Consultancy companies, phase transitions

Here’s a graph of what happens when you heat ice.

phase-change-diagram

At first it’s all fine. You heat it up, and the temperature rises, as shown on the graph, A to B. Then it goes through a phase change. You keep on heating it, but the temperature doesn’t go up. Instead, the ice melts.This is B to C on the diagram. Then when it’s all melted, and you keep on heating it, the temperature goes up again, until it starts boiling. That’s point D on the diagram. When you heat boiling water, the temperature doesn’t go up. Instead, it turns into a gas, until it’s all evaporated. That’s at E. Then you can keep heating the gas, and its temperature goes up, and up and up, until we reach the realms of high-temperature plasma physics and the interior of the sun.

 

Something like this happens to small companies as they grow. I only know about consultancy companies, so I’m using them as an example. Here’s what happens.

phases-of-consulting-objects

At first, it’s just a few pals, or even just one person. The more people you add, and the more effort you put in, the more money you make and the more effect you have. It’s a very satisfying experience.

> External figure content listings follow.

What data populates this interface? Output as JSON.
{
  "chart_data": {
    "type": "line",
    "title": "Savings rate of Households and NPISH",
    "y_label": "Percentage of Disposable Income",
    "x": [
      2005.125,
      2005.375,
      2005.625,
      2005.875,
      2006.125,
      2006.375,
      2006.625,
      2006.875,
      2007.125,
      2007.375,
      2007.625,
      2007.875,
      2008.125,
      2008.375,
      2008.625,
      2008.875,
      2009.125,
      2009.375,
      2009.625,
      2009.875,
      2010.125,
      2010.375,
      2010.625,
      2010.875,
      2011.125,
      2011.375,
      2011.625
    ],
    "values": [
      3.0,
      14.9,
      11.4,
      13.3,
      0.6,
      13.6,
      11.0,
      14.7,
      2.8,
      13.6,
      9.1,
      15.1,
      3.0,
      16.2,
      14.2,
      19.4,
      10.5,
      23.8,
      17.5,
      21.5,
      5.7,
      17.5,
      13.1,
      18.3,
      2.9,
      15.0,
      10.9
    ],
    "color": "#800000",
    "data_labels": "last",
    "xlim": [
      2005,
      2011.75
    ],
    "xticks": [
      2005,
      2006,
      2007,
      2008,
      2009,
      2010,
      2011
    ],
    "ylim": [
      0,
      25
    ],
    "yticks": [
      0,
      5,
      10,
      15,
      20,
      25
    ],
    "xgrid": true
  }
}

Then, at about 10 people, point B on the diagram, it starts to become a lot less satisfying. You add more people, yet you don’t seem to be making more money. The company is going through a phase transition. Internal changes are taking place. You have to conform to new regulations: you need a fire officer, a data protection officer, and health and safety officer. All these need training days which take them away from clients. Furthermore, above about 10 people, you need internal processes. Communication no longer happens spontaneously, it has to be planned. It takes time. As more people arrive, there has to be a recruitment process, and an appraisal process. And now we need a strategy meeting. As a result of this, sales people are now needed, and perhaps some other posts which, while valued and important, are not themselves directly fee-earning. However, if you get through this phase, and don’t give up, you get to point C on the diagram.

Now, once again, additional effort is rewarded. You’ve got your operational systems in place. New recruits deliver additional revenue, and you are on the growth path again. Well done. But don’t sit back.  There’s another phase transition.

I’m not quite sure where this is. Perhaps at about 500 to 1000 people. At a certain point, you start to affect the market. When you are a small consulting company, the world is abundant. You can double your income, and still there’s plenty more out there. You live in the market, but you don’t affect it. At a certain point, this is no longer true. Once you are a certain size, the competition notices you. Your clients start to observe that they’ve placed all their business with your company and they ask themselves if that was wise. Other companies tout for your staff. You become a target for acquisition.  So this is the next phase transition: becoming major player in the market.

As with the first phase transition, disproportionate effort goes into activities which don’t increase revenue. You have to create Intellectual Property to defeat the competition.  You install a fully-functioning marketing department, which is there to affect the market but which does no selling and certainly no fee-earning consulting. You need lawyers on the staff, and accountants. They have their own departments, even. You need serious IT, not just people’s laptops. You expend effort responding to procurement frameworks. You need people who patrol the upper floors of client premises, making connections and providing air-cover for project teams, but who invoice no fees.  Many of these things increase the value of the company. This is good if you are thinking of selling it in the foreseeable future. Are you?

Assuming you don’t sell it, and you aren’t acquired, and you manage to keep your fee-earning staff and your fee-paying clients through this difficult phase, you enter the big time. You have the systems not only for operations, but also for growth. Now you have a money-making machine.

Perhaps there are further phase transitions, once you are a major player in your market place. I don’t know. I’ve not been there. Can someone else take over the story?